Maltese EU delegates were only present for the first negotiating round, out of 10, during talks on the Anti-Counterfeit Trade Agreement, a press statement released by the European Commission yesterday has revealed.

Anything legal today will still be legal if Acta comes into force, and vice-versa

Negotiations on the controversial international copyright treaty began in June 2008 in Geneva, with Malta being one of 14 EU countries represented.

But Malta does not figure among the represented countries in any of the nine further negotiating rounds held between July 2008 and October 2010. The Finance Ministry, contacted yesterday evening, was not available for comment.

The EU and 22 of its member states, including Malta, signed the agreement last month in Tokyo with minimal fanfare. The agreement seeks to reinforce existing intellectual property right laws.

But concerns – and several rumours – about the agreement’s potential impact on internet privacy, online piracy and trade in generic medicines created a swarm of public concern that culminated in mass protests across European capitals last Saturday.

Governments and the Commission have scrambled to react to public protests, with several East European governments saying they are reconsidering their decision to sign the agreement. Germany, which was one of the five member states yet to sign, has said that it will not do so for the time being.
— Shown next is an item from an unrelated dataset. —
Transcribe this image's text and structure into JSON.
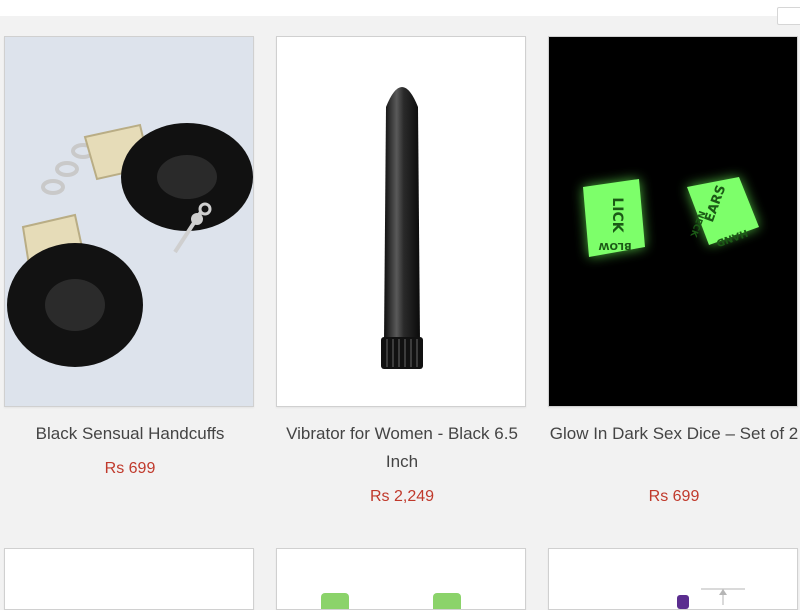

The European Commission moved to assuage concerns and address several misconceptions about the agreement yesterday, telling journalists across the EU that for the individual citizen, Acta changed nothing.

“Anything legal today will still be legal if Acta comes into force, and vice-versa,” a Commission spokesman said. “All this agreement does is provide governments and private rights holders with the tools they need, at both civil and criminal levels, to protect their intellectual property.”

Concerns about the agreement’s impact on people’s online access and privacy were completely unfounded, the spokesman continued.

“EU citizens are already protected by a huge number of agreements and directives. Nothing in Acta will change this.”

The spokesman insisted that the EU’s e-commerce directive, in force since 2000, made it clear that internet service providers were not liable for the content they carried to their customers. Acta would not change that either, he said.

Nor would trade in generic medicines be affected. “The EU has a booming trade in generic medicines. We have no intention of damaging that.”

Much controversy concerning the agreement has involved the allegedly secretive nature in which it was negotiated. Initial negotiations were held behind closed doors, with information on preliminary discussions being published by whistleblowing website WikiLeaks.

But the Commission yesterday dismissed claims of secrecy, publishing a list of consultation meetings held with the European Parliament, civil society organisations and various interested stakeholders dating back to 2008.

Labour Party IT spokesman Michael Farrugia yesterday insisted that the agreement could not be amended or adopted piecemeal. “If there’s even a single word in the agreement that raises doubts, you must be against it,” Dr Farrugia said.

He dismissed the government’s proposal to introduce four new internet-related civil rights as an exercise in politicking, saying that while details of the proposals had yet to be communicated, the draft bill could not go against Acta, which the government had already signed.

Last Saturday, Prime Minister Lawrence Gonzi had said that the government would soon be moving to enshrine four new civil rights, including the right to internet access and freedom to exchange information online, in the Constitution.

The Malta Anti-Acta Group yesterday cautiously welcomed the government’s announcement, saying that it was a “positive step” for Maltese society provided that certain basic freedoms were respected.

It however noted that its opposition to Acta was not only based on the issue of digital rights, saying that its concerns about the agreement’s potential impact on trade in generic medicines or the current intellectual property right system as a whole remained unaddressed.